Issue > Poetry
Mary France Morris

Mary France Morris

Mary Morris has received the Rita Dove Award and the New Mexico Discovery Award. Her work appears in many journals, such as Prairie Schooner, The Columbia Review, Quartery West and Indiana Review.

After The Diagnosis

We walked to the pond, considered the swans'
question-mark necks wet with bite marks,
listened to the honking of snow geese
mating for life.

I visited the museum with its displays
of oddities: foreign objects fished out
of children—shiny pins, sharp nails, clips
and thorns, retrieved by the precision

of a surgeon's hands. The evolution
of medicine—what was once so painful,
personal—now given a number
displayed on cadavers.

That night there was a man in the restaurant
whose arm shot up—involuntarily,
as if raising his hand for an answer.  
Silently, we all were.

Strangers, we spoke among ourselves
about vials of blood the techs had drawn
all week, tubes of crimson cells,
our grasping of appointment cards—

epistles we memorized for hours
in waiting rooms, as if in a theater
to audition for a longer life.
At St.

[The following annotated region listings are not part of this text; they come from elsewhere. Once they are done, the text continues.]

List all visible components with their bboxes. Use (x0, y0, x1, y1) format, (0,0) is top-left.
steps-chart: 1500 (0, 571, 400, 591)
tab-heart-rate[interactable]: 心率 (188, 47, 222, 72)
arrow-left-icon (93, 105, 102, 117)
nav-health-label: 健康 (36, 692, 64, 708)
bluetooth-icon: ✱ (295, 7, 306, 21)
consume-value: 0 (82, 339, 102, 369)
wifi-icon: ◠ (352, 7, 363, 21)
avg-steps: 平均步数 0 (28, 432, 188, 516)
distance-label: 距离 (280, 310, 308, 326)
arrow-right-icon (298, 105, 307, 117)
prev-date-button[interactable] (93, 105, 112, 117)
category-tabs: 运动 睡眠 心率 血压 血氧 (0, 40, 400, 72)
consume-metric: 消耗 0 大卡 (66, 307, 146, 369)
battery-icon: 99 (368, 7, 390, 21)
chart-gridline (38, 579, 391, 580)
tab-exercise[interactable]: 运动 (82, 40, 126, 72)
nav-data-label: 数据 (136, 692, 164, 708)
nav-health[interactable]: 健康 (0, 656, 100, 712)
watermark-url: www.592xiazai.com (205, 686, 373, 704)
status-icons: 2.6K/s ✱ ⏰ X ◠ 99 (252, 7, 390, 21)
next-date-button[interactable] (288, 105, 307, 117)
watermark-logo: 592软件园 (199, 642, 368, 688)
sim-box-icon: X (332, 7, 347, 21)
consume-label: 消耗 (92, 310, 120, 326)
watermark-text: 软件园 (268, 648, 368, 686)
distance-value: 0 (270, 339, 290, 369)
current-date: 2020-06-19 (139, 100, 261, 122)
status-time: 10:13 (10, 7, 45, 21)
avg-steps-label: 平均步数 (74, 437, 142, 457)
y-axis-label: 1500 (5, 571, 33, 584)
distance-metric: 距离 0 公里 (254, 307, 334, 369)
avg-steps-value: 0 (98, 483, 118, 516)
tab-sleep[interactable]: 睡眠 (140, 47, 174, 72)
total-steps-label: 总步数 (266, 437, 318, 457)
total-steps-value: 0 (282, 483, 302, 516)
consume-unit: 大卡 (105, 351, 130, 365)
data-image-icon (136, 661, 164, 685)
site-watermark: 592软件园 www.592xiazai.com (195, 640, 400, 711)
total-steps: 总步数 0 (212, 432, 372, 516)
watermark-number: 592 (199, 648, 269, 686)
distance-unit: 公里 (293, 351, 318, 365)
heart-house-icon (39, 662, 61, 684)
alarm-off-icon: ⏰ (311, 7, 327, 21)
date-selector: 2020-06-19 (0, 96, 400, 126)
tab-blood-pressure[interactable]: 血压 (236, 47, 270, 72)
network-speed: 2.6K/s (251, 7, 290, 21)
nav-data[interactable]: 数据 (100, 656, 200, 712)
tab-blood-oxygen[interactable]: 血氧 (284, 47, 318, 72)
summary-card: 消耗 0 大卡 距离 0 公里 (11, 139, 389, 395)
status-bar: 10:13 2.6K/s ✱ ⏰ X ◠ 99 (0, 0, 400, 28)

Mary's Hospital they threaded an artery

in the groin, a catheter to deliver dye.
The beautiful photographs of my brain
I keep, now in the nocturnal drawer
underneath my hats—an angiogram

with my skull, its shadows of eyelids
and clustered veins, teeth lined up
in their ghostly corridor
of whispered exhalations.
                                                                 
Everything becomes inquisitive then,
aside from the heart—transparent
and rhythmic with all of its defects,
its innocent murmur knowing nothing.